Anyway, my point is that these athletes make BILLIONS for the NCAA, conferences, universities, and companies such as Nike and Under Armour. What do they get, other than satisfaction? NOTHING. These students are relying on financial aid, scholarships, and loans to make it through college, and money-hungry corporations are thriving off their success. (Needless to say, I am a STRONG proponent of providing royalties to the athletes for selling their jerseys) These kids face the same struggles as John, the out-of-state-student that wants a chemical engineering degree. Even though John doesn't play sports, he is still a key player in the university's success. John's final GPA directly reflects the institution's academic quality, just the same as the star quarterback's.
So these corporations are making money. Big deal. Actually, yes, it is a big deal when the interest of the student-athletes is compromised by big-time television networks who put the wellness of their wallet over the wellness of the students. ESPN has been accused of telling the ACC who to raid from the Big East. If this is true, and the reason touted is a larger television market, then how can we be sure the NCAA is overseeing the "best" for the students? Surely the NCAA could step in and say, "Hey, even if you aren't violating federal regulations, this isn't really looking out for the kids." Money should NEVER hold precedence over an education.
This topic makes my blood boil. I was raised to work for everything you have and be glad that you have it. Right now, there are numerous student-athletes and schools working hard to make a name for themselves. Players want to go pro, schools want to move up to D1, and the controllers of all their destinies seem to be a gluttonous sports entertainment monopoly with conference puppets on its fingers, conference talking heads that will turn on a university or conference at the flip of a switch, and a sanctioning body that is supposed to represent them and their best interests, yet consistently allows the cash flow to supercede the players it claims to protect.
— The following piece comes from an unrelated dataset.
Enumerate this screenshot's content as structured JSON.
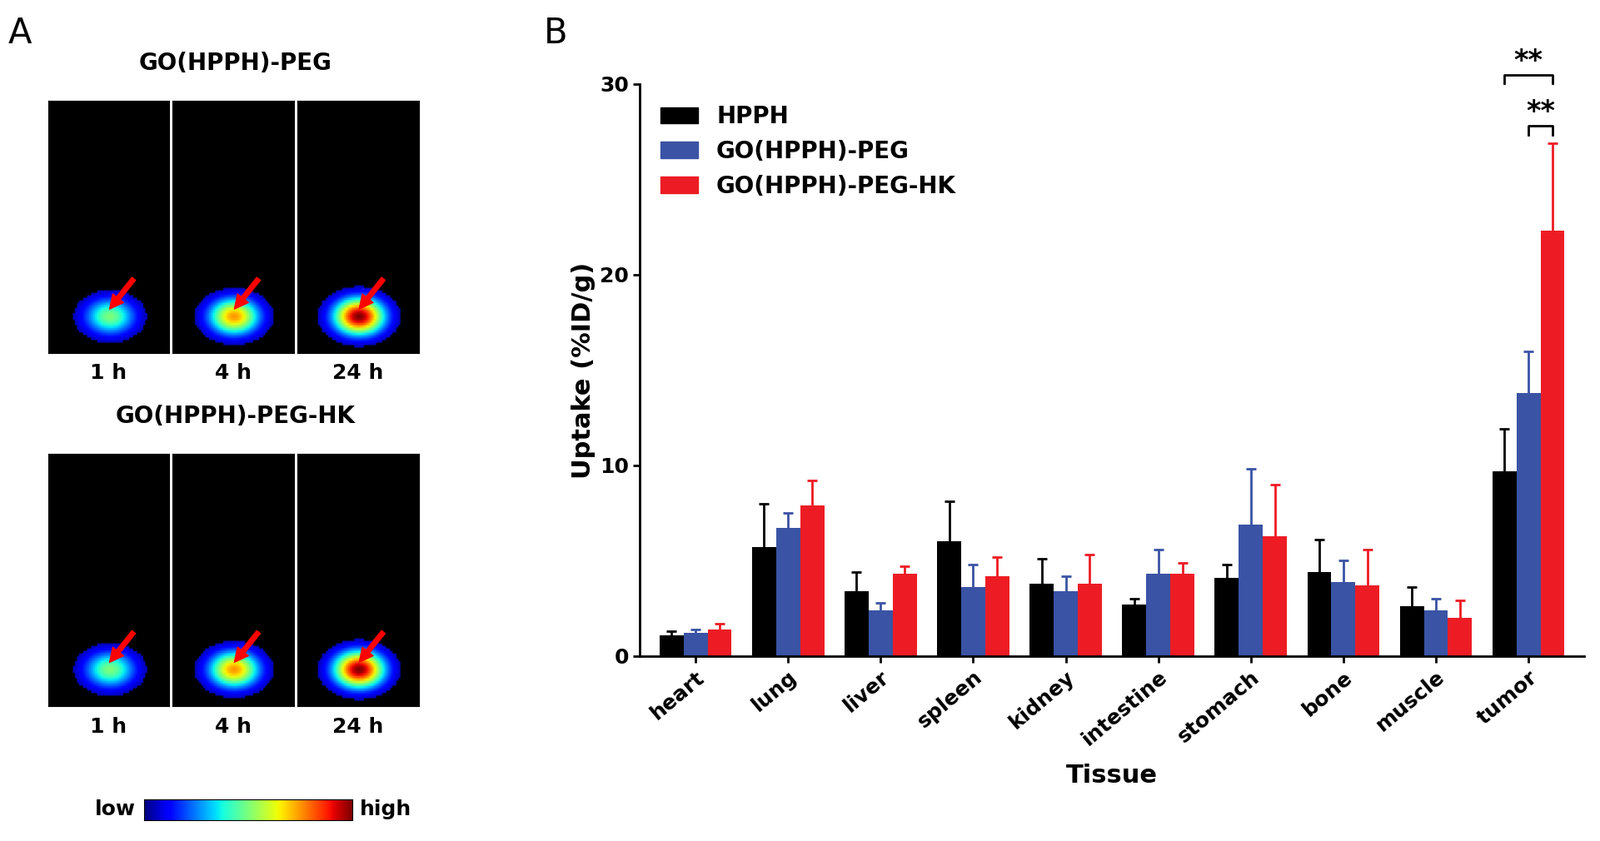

When will all of this debauchery end? Will someone finally step up against (start angelic harmonies, trumpets, and harps playing) the great governing body that is the NCAA? Does anyone even have the available cash to bring a case against these avaricious fat-cats? It makes me sick, it makes me angry, and it makes me sad. College football has become nothing but a giant cash machine with ESPN executives first in line for the "Dash for Cash", followed by the conference presidents and the NCAA executives. All of them laughing hysterically at the student athletes that are flipping the machine off and on and reloading all of the million-dollar bills before the next cronie enters.
I wonder what will be the entertainment for this week? Will ESPN finally decide to kill the Big East and create their own SuperConference? Heck, they may even decide to buy the NCAA and replace the president with Craig James.
Good Lord, somebody seriously make it stop.
I'd really like to hear your opinions on this, whether for or against. Let your voice be heard. Heck, maybe someone from ESPN will read it and offer you a job.